Though it may be a tiny cognitive advantage—if any at all—it’s one that’s only available to kids who already have the means to purchase the performance enhancers. We already know that socioeconomic factors dominate university admission and long-term economic success, and without the advantages of wealth, a little augmented intelligence helps much less.
It’s a good example of how science and technology can further drive existing inequalities. In theory, anyone might have access to new neurotechnologies. But in reality, those most able to take advantage of them are likely to be the ones who need them the least. Simply being born into poverty and stress robs children of their cognitive potential, whereas having wealthy parents dramatically impacts a child’s outcomes, even working memory.
Imagine these advantages not being subtly embedded in the life experience of well-off Westerners, but being directly for sale—and turned up to 11. Intergenerational social and economic mobility would disappear.
Performance-enhancing devices like these are in our near future. You can think of them like music equalizers. You might already have an app on your phone that allows you to amplify the bass and treble of the songs you listen to. Adjusting the slider controls around doesn’t fundamentally change the song, but it emphasizes different elements, from the clarity of voice in an opera to the big bass drop of dance music.
Now imagine the app equalizes you. Instead of adjusting the power at different sound frequencies, sliding a controller on this app boosts your attention or dampens your creativity. Add in a boost for memory and you are ready to cram for an exam. Hit the “Date Night” preset to stimulate emotion and focus while dampening cognition. (If there’s a bad romantic comedy in your near future, why be too smart to enjoy it?) These abilities could become a sweet 16 gift from hyper-competitive parents, or bought in Silicon Valley strip malls as performance-enhancing pick-me-ups.
Where do we draw the line between boosting human potential and eroding our humanity? Any system I build follows my most important technology design rule: You should not only be better when you’re using it, you should be better when you turn it off. Neuroprosthetics shouldn’t replace what we can do for ourselves—they should augment who we aspire to be.
I don’t want to “cure” someone of themselves. Especially not my son. I want them to be able to share that self with the world.
Kurt Vonnegut’s short story Harrison Bergeron imagined a planet in which prosthetic handicaps make us all equal by removing advantage. While a standardized world may seem utopic, it is equally possible that we’d lose our rich differences through over-augmentation as well. If we assume there is only one kind of strength, one kind of beauty, or one kind of intelligence, then we might super-normalize away the rich difference of human existence.

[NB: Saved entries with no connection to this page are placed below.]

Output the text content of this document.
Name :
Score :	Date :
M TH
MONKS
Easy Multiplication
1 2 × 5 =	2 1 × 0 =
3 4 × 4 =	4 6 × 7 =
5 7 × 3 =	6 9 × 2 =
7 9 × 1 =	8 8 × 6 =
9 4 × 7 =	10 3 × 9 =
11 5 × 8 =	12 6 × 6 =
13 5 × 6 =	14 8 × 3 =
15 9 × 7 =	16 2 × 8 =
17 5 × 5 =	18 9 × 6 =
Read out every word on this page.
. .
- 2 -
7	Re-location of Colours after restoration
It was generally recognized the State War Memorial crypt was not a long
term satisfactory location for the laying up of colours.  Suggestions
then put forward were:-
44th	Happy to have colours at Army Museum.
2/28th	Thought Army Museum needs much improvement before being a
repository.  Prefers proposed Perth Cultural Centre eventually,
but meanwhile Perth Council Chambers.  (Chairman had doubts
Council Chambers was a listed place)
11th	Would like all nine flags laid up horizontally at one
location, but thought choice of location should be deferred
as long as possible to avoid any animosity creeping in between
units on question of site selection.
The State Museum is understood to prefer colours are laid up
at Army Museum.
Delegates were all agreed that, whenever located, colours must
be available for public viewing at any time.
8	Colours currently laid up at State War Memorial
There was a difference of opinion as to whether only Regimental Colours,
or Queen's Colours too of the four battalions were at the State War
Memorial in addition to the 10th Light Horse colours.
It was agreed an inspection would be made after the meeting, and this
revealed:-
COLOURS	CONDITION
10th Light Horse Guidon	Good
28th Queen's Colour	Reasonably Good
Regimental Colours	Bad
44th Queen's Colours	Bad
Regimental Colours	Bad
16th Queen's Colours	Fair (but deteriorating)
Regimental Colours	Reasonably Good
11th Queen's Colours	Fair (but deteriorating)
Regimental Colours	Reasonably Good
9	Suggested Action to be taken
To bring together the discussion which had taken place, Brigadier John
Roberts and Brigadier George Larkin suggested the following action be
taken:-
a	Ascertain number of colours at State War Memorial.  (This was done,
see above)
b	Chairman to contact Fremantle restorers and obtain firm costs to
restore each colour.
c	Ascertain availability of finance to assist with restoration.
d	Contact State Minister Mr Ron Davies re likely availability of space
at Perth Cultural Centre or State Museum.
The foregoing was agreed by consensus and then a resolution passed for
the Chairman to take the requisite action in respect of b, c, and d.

It’s seductively easy to imagine a world in which we’re a little smarter or a bit more creative, in which our kids have the latest advantage. But augmentation could also become a tool to entrench inequality even more firmly.
These technologies can and should be used to give people with disabilities—the non-neurotypical—the ability to exist and thrive in a neurotypical world. But what happens once everyone has a superpower in their back pocket?
What happens when we all want to become superhuman?